Bank Dunia (WB) pada tanggal 6 Juni merilis laporan Prospek Ekonomi Global dwitahunan, yang menilai bahwa ekonomi global berada dalam kondisi "genting".
Dorongan itu memudar.
Perekonomian dunia akan tumbuh 2,1% pada tahun 2023 di tengah pengetatan kebijakan moneter yang berkelanjutan untuk mengekang inflasi, kata laporan itu, naik dari perkiraan 1,7% oleh Bank Dunia pada bulan Januari tetapi turun dari pertumbuhan 3,1% pada tahun 2022. Bank Dunia selanjutnya memangkas perkiraan pertumbuhannya untuk tahun 2024 dari 2,7% menjadi 2,4% karena dampak tertunda dari pengetatan kebijakan moneter oleh bank sentral dan meningkatnya kondisi kredit, yang telah melemahkan investasi, menurut Reuters.
Kontainer dimuat ke kapal di pelabuhan Ningbo, Cina.
Laporan tersebut menunjukkan bahwa kawasan Asia Timur dan Pasifik diperkirakan tumbuh 5,5% tahun ini, naik dari 3,5% tahun lalu, seiring pemulihan ekonomi Tiongkok mengimbangi perlambatan di sebagian besar negara lain di kawasan tersebut. Namun, tanpa Tiongkok, kawasan ini diperkirakan hanya tumbuh 4,8% tahun ini, turun dari 5,8% pada tahun 2022, seiring meredanya dorongan dari pembukaan ekonomi pasca-Covid-19 di negara-negara seperti Malaysia, Filipina, dan Vietnam. Pada tahun 2024, pertumbuhan kawasan ini diperkirakan mencapai 4,6% seiring meredanya dampak pembukaan ekonomi Tiongkok.
Risiko terhadap prospek pertumbuhan kawasan tersebut meliputi kondisi keuangan global yang lebih ketat dari yang diharapkan, inflasi yang terus tinggi, sektor real estat yang lesu di Tiongkok, ketegangan geopolitik dan, khususnya, bencana alam di negara-negara dengan perekonomian lebih kecil, kata Bank Dunia.
Jalan panjang di depan
Sementara itu, Organisasi untuk Kerja Sama Ekonomi dan Pembangunan (OECD, yang berkantor pusat di Prancis), sebuah forum yang sebagian besar anggotanya adalah negara-negara berpendapatan tinggi, pada 7 Juni merilis laporan tentang prospek pertumbuhan ekonomi global pada tahun 2023. Organisasi tersebut memproyeksikan ekonomi dunia akan tumbuh sebesar 2,7% tahun ini, sedikit meningkat dibandingkan proyeksi 2,6% pada bulan Maret. Namun, angka ini masih lebih rendah dibandingkan tingkat pertumbuhan yang dicatat OECD pada tahun 2022 sebesar 3,3%.

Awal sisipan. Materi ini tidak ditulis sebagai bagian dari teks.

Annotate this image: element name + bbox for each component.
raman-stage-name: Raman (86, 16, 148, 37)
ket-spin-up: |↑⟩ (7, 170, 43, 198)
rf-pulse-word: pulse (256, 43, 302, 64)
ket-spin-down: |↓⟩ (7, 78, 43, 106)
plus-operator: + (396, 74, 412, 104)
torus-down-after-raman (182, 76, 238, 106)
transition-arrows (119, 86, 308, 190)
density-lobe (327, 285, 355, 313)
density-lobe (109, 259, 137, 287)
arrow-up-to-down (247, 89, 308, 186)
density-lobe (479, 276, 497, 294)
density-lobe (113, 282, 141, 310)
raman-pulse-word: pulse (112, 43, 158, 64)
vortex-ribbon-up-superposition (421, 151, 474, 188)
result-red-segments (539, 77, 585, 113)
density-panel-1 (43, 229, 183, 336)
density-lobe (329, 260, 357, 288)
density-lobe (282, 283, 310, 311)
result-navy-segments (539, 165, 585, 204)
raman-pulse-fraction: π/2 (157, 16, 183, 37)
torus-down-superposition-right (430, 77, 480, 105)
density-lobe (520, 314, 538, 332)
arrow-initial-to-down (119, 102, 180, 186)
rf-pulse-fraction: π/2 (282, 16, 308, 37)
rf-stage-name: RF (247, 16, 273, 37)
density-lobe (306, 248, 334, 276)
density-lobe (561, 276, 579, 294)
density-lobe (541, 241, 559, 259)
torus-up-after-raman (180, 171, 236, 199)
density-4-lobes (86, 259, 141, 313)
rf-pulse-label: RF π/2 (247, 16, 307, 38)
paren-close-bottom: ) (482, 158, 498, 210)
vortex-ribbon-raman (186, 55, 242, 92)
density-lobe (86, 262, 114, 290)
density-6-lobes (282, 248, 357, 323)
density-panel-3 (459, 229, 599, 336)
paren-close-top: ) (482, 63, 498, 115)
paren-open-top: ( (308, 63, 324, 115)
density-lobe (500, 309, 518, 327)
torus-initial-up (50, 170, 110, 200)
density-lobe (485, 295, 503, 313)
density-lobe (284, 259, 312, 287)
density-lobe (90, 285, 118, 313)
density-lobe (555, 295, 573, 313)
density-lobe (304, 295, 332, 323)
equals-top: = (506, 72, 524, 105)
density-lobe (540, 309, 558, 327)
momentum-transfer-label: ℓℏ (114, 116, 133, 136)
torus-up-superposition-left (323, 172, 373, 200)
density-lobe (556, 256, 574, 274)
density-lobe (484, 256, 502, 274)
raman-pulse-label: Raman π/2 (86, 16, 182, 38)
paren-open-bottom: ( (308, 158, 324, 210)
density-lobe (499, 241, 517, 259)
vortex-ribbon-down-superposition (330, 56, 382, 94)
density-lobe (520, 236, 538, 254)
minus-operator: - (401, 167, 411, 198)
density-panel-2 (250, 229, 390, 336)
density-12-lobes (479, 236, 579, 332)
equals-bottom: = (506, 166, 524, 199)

Laporan tersebut menyebutkan penurunan harga energi, berkurangnya hambatan rantai pasokan, dan pembukaan kembali Tiongkok yang lebih awal dari perkiraan sebagai faktor-faktor yang berkontribusi terhadap pemulihan. Namun, inflasi inti tetap lebih tinggi dari perkiraan dan dapat memaksa bank sentral untuk menaikkan suku bunga lebih lanjut. Sektor properti dan keuangan dilaporkan mulai merasakan tekanan yang semakin besar akibat kenaikan suku bunga.
Para ekonom dari Bank Dunia dan OECD sepakat bahwa perekonomian global masih memiliki jalan panjang untuk mencapai pertumbuhan yang kuat dan berkelanjutan. Namun, Presiden Bank Dunia Ajay Banga mencatat: "Penting untuk diingat bahwa proyeksi pertumbuhan bukanlah takdir. Kita memiliki peluang untuk membalikkan keadaan, tetapi itu membutuhkan kerja sama kita semua."
Ekspor Tiongkok turun tajam
Administrasi Umum Bea Cukai Tiongkok kemarin menyatakan bahwa ekspor turun 7,5% pada bulan Mei, penurunan pertama sejak Februari dan pembalikan tajam dari kenaikan 8,5% pada bulan April. Meningkatnya inflasi global, ancaman resesi, dan ketegangan geopolitik dengan Amerika Serikat telah melemahkan daya beli produk-produk Tiongkok. Para pengamat mengatakan angka-angka tersebut merupakan salah satu dari beberapa tanda bahwa pemulihan ekonomi Tiongkok pasca-Covid-19 sedang goyah.